Un couple dont le train de vie demeure modeste fait remplacer la chaudière défaillante du logement familial pour un coût de 4 000 € : la dépense, qui répond à un besoin élémentaire d’habitation et améliore le confort de la famille sans enrichir le patrimoine, présente un caractère ménager et oblige solidairement les deux époux. En revanche, l’acquisition, par le seul mari, d’un terrain attenant pour 80 000 € en vue d’agrandir la propriété s’analyse en une dépense d’investissement : l’épouse n’en est pas tenue à l’égard du vendeur.
- S’agissant des dépenses ayant pour finalité l’éducation des enfants
- Les dépenses réalisées en vue de l’éducation des enfants ne soulèvent pas de difficulté de qualification.
- Ce sont essentiellement celles qui sont liées à l’alimentation, à la nourriture, à l’habillement, à la scolarité ou encore à la santé.
- Il peut encore s’agit de dépenses relatives aux loisirs des enfants, telles que les frais de licence d’une pratique sportive ou les frais relatifs à l’inscription dans une école de musique et plus généralement dans toute structure cultuelle et artistique.

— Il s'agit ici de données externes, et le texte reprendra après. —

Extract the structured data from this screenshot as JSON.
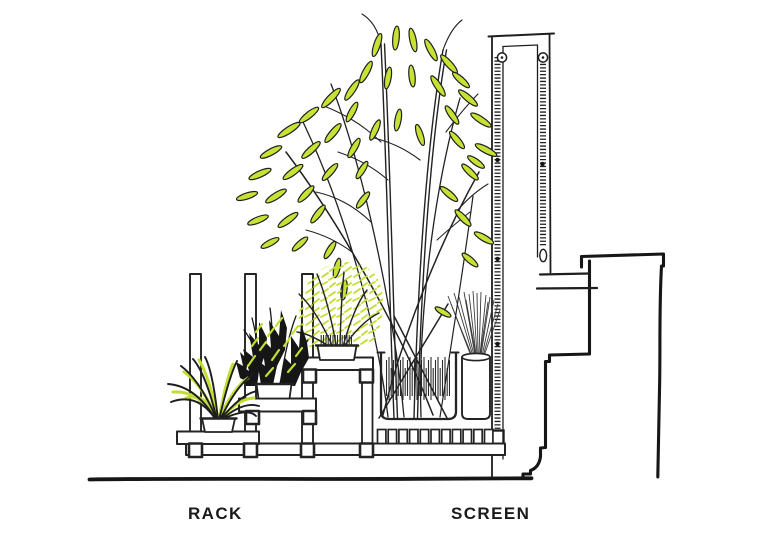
{
  "labels": {
    "rack": "RACK",
    "screen": "SCREEN"
  },
  "palette": {
    "ink": "#1e1e1e",
    "leaf_green": "#c8e135",
    "paper": "#ffffff"
  }
}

- Il est indifférent que l’enfant soit mineur ou majeur : ce qui importe c’est qu’il soit à la charge de ses parents. La solidarité épouse ainsi la durée réelle de l’entretien, et non les bornes formelles de la minorité.
- Plus délicate est, en revanche, la question des dépenses exposées pour un enfant qui ne serait issu d’un seul époux.
- Pour l’heure, la jurisprudence ne s’est pas prononcée sur cette question. Quant à la doctrine, elle est hésitante.
- Pour Anne Karm, « la discussion semble devoir se régler sur le terrain de la contribution et non de l’obligation à la dette».
- Autrement dit, il y aurait lieu de faire fi de la situation du couple dont les tiers ne sont pas censés avoir connaissance et considérer que dès lors qu’une dépense est exposée pour l’éducation de l’un des enfants qui compose le ménage, cette dépense présente un caractère ménager.
- Cette analyse se recommande de l’économie même du texte : l’article 220 protège le tiers de bonne foi, lequel ne saurait être tenu d’investiguer la composition exacte du foyer auquel profite la dépense.
II) L’indifférence de la source de la dette : les dettes contractuelles et extracontractuelles
La lecture de l’alinéa 1er de l’article 220 du Code civil suggère que seules les dépenses ménagères qui auraient une cause contractuelle donneraient lieu à solidarité.
La référence au contrat intervient, en effet, à deux reprises dans le texte :
- Tout d’abord, il est prévu que « chacun des époux a pouvoir pour passer seul les contrats qui ont pour objet l’entretien du ménage ou l’éducation des enfants».
- Ensuite, il est énoncé que « toute dette ainsi contractée par l’un oblige l’autre solidairement.»
Est-ce à dire qu’une dette qui aurait une cause extracontractuelle serait exclue du domaine de la solidarité ?
Si l’on s’attache à la lettre de l’article 220, cela ne fait aucun doute. Si néanmoins l’on se réfère à l’esprit de cette disposition, rien n’est moins sûr.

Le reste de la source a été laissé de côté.